Tidal Gauge Shows Marshall Islands Aren’t Being Drowned By Rising Sea Levels
Scientists and activists have warned for years that Pacific Islands were sinking because man-made global warming was accelerating the rise of sea levels, but that’s not the case for the Kwajalein Atoll in the Marshall Islands.
Marshall Islands government officials have been sounding the alarm on sea level rise, even claiming the dead bodies of World War II veterans have washed ashore after being disturbed by the rising water. Indeed, the tidal gauge on Kwajalein showed a sharp acceleration in sea level rise since 2000.
Everything seemed to confirm alarmist claims that sea level rise was accelerating and overtaking low-lying Pacific islands. But the sharp acceleration seemed to be an anomaly in the data, as sea level rise has drastically slowed and returned to normal in the last few years.
“It’s obvious that the apparent acceleration in sea-level at Kwajalein was transient, and did not indicate the beginning of an accelerating trend in sea-level rise,” Anthony Watts, a veteran meteorologist, wrote on his science blog Watts Up With That.

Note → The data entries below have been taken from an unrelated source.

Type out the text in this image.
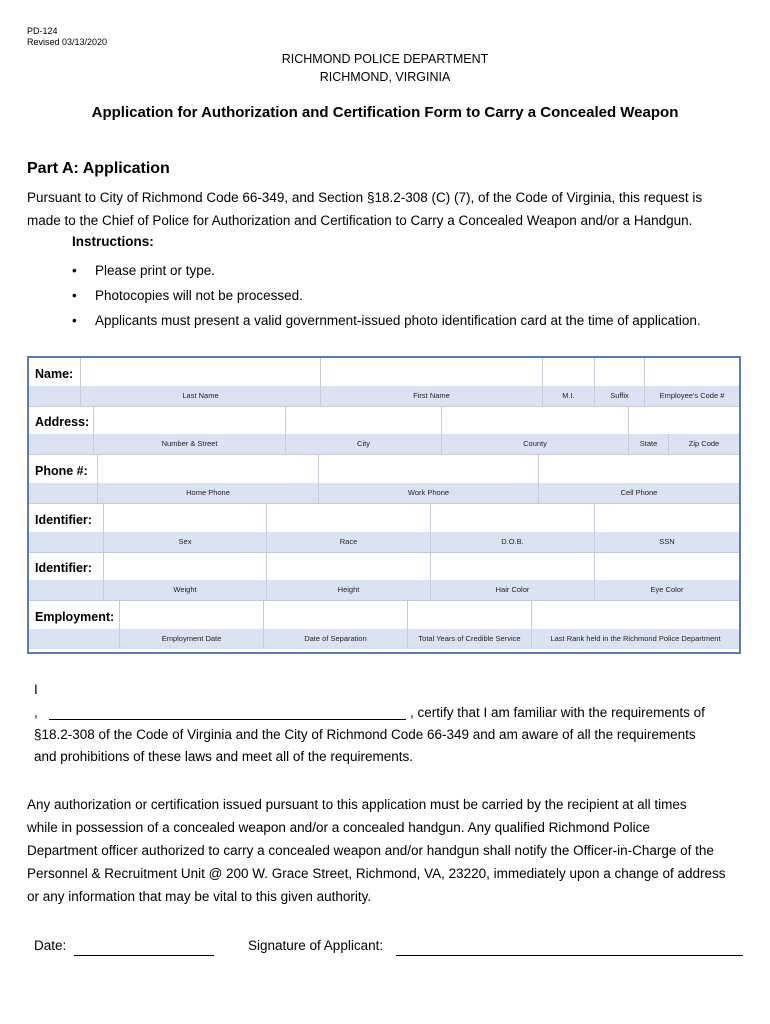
PD-124
Revised 03/13/2020
RICHMOND POLICE DEPARTMENT
RICHMOND, VIRGINIA
Application for Authorization and Certification Form to Carry a Concealed Weapon
Part A: Application
Pursuant to City of Richmond Code 66-349, and Section §18.2-308 (C) (7), of the Code of Virginia, this request is
made to the Chief of Police for Authorization and Certification to Carry a Concealed Weapon and/or a Handgun.
Instructions:
• Please print or type.
• Photocopies will not be processed.
• Applicants must present a valid government-issued photo identification card at the time of application.
Name:
Last Name	First Name	M.I.	Suffix	Employee's Code #
Address:
Number & Street	City	County	State	Zip Code
Phone #:
Home Phone	Work Phone	Cell Phone
Identifier:
Sex	Race	D.O.B.	SSN
Identifier:
Weight	Height	Hair Color	Eye Color
Employment:
Employment Date	Date of Separation	Total Years of Credible Service	Last Rank held in the Richmond Police Department
I
,	, certify that I am familiar with the requirements of
§18.2-308 of the Code of Virginia and the City of Richmond Code 66-349 and am aware of all the requirements
and prohibitions of these laws and meet all of the requirements.
Any authorization or certification issued pursuant to this application must be carried by the recipient at all times
while in possession of a concealed weapon and/or a concealed handgun. Any qualified Richmond Police
Department officer authorized to carry a concealed weapon and/or handgun shall notify the Officer-in-Charge of the
Personnel & Recruitment Unit @ 200 W. Grace Street, Richmond, VA, 23220, immediately upon a change of address
or any information that may be vital to this given authority.
Date:	Signature of Applicant:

Watts also pointed out the acceleration was inversely related to El Niño, meaning the sea level is actually lowering around Kwajalein when the naturally-occurring warming event heats up the tropical Pacific. Aside from that, there’s been no acceleration in rise, despite claims human-caused warming would do so.

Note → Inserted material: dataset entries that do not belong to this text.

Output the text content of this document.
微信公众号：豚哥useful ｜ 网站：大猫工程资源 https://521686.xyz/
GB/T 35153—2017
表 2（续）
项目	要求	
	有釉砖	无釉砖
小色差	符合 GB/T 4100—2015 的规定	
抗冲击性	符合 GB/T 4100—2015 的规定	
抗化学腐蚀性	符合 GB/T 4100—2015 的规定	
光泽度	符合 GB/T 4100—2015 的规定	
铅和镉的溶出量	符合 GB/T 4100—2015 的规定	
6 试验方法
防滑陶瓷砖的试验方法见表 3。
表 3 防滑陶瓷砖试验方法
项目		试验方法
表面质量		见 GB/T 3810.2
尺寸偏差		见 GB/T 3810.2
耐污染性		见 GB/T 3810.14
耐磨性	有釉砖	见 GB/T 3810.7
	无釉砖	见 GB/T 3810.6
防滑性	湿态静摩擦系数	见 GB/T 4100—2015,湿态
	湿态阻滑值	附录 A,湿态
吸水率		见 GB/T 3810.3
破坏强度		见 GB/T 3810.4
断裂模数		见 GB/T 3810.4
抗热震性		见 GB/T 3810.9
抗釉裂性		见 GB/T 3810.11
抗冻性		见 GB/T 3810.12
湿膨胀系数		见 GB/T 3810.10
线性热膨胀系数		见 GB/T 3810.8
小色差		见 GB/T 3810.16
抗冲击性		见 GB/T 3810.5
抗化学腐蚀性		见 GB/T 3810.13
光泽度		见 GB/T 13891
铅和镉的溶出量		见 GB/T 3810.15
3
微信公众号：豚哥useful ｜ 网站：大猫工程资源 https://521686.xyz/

“To me, it looks like sea-level at Kwajalein is inversely correlated with ENSO. When the current El Niño ends, so will the current dip in sea-level at Kwajalein, probably,” Watts wrote.
“Over the long term, the sea-level trend at Kwajalein will prove to be approximately linear, just like it is at every other high-quality, long term coastal tide gauge in the world,” Watts wrote. “Seven decades of heavy GHG emissions have caused no increase at all in the rate of coastal sea-level rise.”
Watts’ blog post comes after years of Marshall Island officials claiming their island was sinking due to global warming. Islanders have been calling for aid from the United Nations and been the poster children in efforts to cut greenhouse gas emissions.
“These last spring tides in February to April this year have caused not just inundation and flooding of communities but have also undermined regular land, so that even the dead are affected,” Tony De Brum, the Marshall Islands’ foreign minister, told the BBC in 2014 during United Nations climate talks.
“There are coffins and dead people being washed away from graves, it’s that serious,” De Brum said of the bodies of World War II veterans washing ashore.
The U.N. claimed at the time “sea level is rising in the Pacific around the Marshall’s at a much higher rate than elsewhere in the world,” according to BBC. The Marshall Islands say 12 milimeters of sea level rise per year between 1993 and 2009 while the rest of the world only saw 3.2 millimeters per year.
But the Kwajalein tidal gauge operated by the National Oceanic and Atmospheric Administration (NOAA) shows the mean sea level rise for the atoll is only 2.32 millimeters per year, which is equivalent to just 0.76 feet of sea level rise over 100 years.